Galileo-Galilei / kedro-mlflow

A kedro-plugin for integration of mlflow capabilities inside kedro projects (especially machine learning model versioning and packaging)
https://kedro-mlflow.readthedocs.io/
Apache License 2.0
203 stars 34 forks source link

Stable run names #579

Open lvijnck opened 3 months ago

lvijnck commented 3 months ago

Description

We're leveraging Argo Workflows to orchestrate our pipeline, which results in each of the nodes being executed as an individual kedro run -n NODE invocation. With the vanilla setup of kedro-mlflow this results in a new run id for each of the nodes, which is highly undesirable.

Context

Being able to run large pipelines in a distributed manner

Possible Implementation

To overcome this limitation, we introduced an additional constraint that enforces uniqueness of the run name (code below). We've then implemented a hook:

  1. If run-name is defined, verify run with name exists
  2. If run exists, set the run id
  3. If not exists, create run and set the run id
"""Kedro project hooks."""
from kedro.framework.hooks import hook_impl
from pyspark import SparkConf
from pyspark.sql import SparkSession
from kedro.pipeline.node import Node
from datetime import datetime
from typing import Any
import pandas as pd
import termplotlib as tpl
from omegaconf import OmegaConf

import mlflow

class MLFlowHooks:
    """Kedro MLFlow hook.

    Mlflow supports the concept of run names, which are mapped
    to identifiers behind the curtains. However, this name is not
    required to be unique and hence multiple runs for the same name
    may exist. This plugin ensures run names are mapped to a single
    identifier.
    """

    @hook_impl
    def after_context_created(self, context) -> None:
        """Initialise MLFlow run.

        Initialises a MLFlow run and passes it on for
        other hooks to consume.
        """
        cfg = OmegaConf.create(context.config_loader["mlflow"])

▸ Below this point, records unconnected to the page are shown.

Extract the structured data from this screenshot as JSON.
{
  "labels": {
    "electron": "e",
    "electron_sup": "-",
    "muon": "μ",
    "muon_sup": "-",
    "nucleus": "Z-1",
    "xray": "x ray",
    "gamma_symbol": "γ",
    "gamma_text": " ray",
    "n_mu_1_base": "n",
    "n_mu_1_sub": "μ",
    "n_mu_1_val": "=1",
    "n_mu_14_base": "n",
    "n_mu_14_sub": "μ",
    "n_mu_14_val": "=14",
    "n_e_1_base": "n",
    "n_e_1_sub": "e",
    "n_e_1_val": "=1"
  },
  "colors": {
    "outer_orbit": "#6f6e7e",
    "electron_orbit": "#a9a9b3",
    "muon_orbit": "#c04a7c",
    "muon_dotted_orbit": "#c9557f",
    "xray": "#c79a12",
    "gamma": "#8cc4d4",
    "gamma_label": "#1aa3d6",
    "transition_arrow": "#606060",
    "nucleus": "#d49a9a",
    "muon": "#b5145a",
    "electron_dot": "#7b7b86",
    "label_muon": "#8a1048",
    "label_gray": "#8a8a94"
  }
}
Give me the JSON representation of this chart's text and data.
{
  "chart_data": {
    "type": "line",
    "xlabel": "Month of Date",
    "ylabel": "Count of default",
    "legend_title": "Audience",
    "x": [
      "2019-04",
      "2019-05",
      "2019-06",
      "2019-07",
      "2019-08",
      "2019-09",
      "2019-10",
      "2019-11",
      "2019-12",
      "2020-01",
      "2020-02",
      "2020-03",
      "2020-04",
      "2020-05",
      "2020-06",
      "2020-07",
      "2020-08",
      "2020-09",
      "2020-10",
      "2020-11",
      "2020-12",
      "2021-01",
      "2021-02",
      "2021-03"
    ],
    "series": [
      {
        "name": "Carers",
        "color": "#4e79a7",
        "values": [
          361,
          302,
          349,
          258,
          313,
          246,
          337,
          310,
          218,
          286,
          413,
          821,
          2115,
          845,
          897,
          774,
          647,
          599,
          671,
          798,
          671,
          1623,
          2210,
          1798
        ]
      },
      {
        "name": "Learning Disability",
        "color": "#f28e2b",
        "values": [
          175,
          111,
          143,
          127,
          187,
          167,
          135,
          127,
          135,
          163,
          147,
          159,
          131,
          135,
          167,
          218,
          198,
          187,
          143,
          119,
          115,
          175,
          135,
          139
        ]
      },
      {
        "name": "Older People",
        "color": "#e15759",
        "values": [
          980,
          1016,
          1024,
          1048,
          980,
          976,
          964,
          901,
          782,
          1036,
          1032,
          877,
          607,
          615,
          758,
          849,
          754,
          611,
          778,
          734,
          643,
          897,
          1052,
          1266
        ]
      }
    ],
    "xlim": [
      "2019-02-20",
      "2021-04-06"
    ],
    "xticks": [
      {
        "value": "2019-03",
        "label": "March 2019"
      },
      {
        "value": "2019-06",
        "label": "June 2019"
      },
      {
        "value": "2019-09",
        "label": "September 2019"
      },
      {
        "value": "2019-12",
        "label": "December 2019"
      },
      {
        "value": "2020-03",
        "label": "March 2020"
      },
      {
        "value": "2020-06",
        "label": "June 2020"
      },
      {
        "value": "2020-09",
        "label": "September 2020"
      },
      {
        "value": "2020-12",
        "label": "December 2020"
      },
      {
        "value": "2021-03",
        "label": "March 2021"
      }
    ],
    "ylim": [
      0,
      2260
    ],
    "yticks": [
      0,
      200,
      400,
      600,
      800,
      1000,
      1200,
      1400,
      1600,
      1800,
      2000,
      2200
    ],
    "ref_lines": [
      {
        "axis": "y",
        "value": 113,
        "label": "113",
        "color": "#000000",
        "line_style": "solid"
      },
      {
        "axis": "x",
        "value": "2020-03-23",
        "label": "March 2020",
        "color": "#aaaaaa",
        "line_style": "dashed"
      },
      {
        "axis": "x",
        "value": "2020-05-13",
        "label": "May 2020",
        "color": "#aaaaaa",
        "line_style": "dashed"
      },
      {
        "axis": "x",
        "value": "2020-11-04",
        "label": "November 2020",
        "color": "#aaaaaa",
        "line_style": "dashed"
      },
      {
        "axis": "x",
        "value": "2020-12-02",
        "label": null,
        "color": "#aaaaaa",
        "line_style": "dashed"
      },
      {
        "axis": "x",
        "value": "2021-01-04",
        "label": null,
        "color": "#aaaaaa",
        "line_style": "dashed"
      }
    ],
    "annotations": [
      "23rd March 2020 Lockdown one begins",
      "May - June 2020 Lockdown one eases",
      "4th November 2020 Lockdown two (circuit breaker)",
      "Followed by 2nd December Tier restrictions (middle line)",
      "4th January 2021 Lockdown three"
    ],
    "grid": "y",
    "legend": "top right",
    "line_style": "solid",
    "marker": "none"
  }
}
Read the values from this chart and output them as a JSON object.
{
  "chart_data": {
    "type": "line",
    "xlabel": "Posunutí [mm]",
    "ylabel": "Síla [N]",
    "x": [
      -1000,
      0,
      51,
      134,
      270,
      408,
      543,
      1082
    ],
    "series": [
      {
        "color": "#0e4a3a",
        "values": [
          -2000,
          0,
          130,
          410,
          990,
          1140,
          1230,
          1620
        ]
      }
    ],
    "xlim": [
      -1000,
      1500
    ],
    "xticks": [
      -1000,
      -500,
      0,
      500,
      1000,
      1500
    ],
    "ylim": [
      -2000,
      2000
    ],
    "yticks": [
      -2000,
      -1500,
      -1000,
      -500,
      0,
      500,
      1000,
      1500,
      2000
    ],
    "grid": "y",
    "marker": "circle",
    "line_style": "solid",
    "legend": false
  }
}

        if cfg.tracking.run.name:
            # Set tracking uri
            mlflow.set_tracking_uri(cfg.server.mlflow_tracking_uri)
            experiment_id = self._create_experiment(cfg.tracking.experiment.name)
            run_id = self._create_run(cfg.tracking.run.name, experiment_id)

            # Update catalog
            OmegaConf.update(cfg, "tracking.run.id", run_id)
            context.config_loader["mlflow"] = cfg

    @staticmethod
    def _create_run(run_name: str, experiment_id: str) -> str:
        """Function to create run for given run_name.

        Args:
            run_name: name of the run
            experiment_id: id of the experiment
        Returns:
            Identifier of created run
        """
        # Retrieve run
        runs = mlflow.search_runs(
            experiment_ids=[experiment_id],
            filter_string=f"run_name='{run_name}'",
            order_by=["start_time DESC"],
            output_format="list",
        )

        if not runs:
            with mlflow.start_run(
                run_name=run_name, experiment_id=experiment_id
            ) as run:
                mlflow.set_tag("created_by", "kedro")
                return run.info.run_id

        return runs[0].info.run_id

    @staticmethod
    def _create_experiment(experiment_name: str) -> str:
        """Function to create experiment.

        Args:
            experiment_name: name of the experiment
        Returns:
            Identifier of experiment
        """
        experiments = mlflow.search_experiments(
            filter_string=f"name = '{experiment_name}'"
        )

        if not experiments:
            return mlflow.create_experiment(experiment_name)

        return experiments[0].experiment_id

My suggestion would be to add a flag to the mlflow configuration, e.g..,

run:
    id: null
    name: "unique-run"
    stable_run_name: True  # ensures writing to run with specified name if exists

Possible Alternatives

Supplying a static run-id is not possible, as this results in the a ResourceNotFoundError. The API is also limited in the sense that it is not possible to create a specific run-id.

Galileo-Galilei commented 1 month ago

Hi, I understand the need for such a feature, and it would be a great addition.

However, mlflow does not let external orchestrator defines the run id on their own, and it seems really wrong to use the run name to do it, because by design it may not be unique. This would require a lot of custom logic on kedro-mlflow's side, and I am not sure this is the correct way to do it.

I think before rushing into an implementation we should investigate how people handle this for orchestrators like airflow, and eventually make such request directly in the mlflow repo. I d'ont close the issue because it's worth keeping track of this feature request, but I don't see it implemented as is.

lvijnck commented 1 month ago

Hi, I absolutely see you point. I think it's an ugly workaround, but I could not think of any other way. We use it on a daily basis now, and the RUN_NAME is injected directly from Argo Workflows, making it unique.

I do however think that the plugin should be able to allow a setup like this, otherwise this would render the plugin useless for pipelines that run distributed.